Agriculture Minister Marc Fesneau announced yet another delay Sunday to a package that had been due to go before the government later this week.

"Give us a few weeks," he told RTL radio and other news media.

More work needed to be done to simplify the measures, he said, an issue raised by many of the farmers currently protesting.

In comments to AFP, FNSEA vice-president Luc Smessaert made it clear they would need to hear "very concrete" measures.

They want an end to what they call the excessive "copy-pasting" of European norms into the French system -- and for the full implementation of a 2021 law aimed at protecting farmers' wages.

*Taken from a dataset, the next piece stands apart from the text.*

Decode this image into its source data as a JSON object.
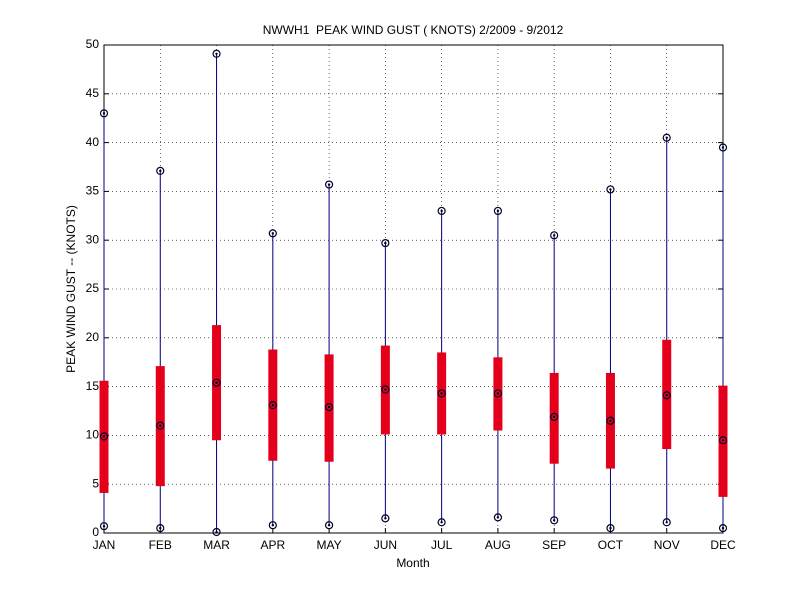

Less than five months out from the European elections, opposition parties are already courting the farmers' vote.

Political leaders on all sides have leapt to the defence of farmers over the issue of rising diesel costs.

And if the FNSEA does not emerge satisfied from its meeting on Monday, they have not ruled out action to hammer home their grievances.

There are expectations that Macron's visit to the annual Agriculture Show in Paris -- which begins February 24 and has historically seen farmers speak their mind directly to French leaders -- might not go smoothly.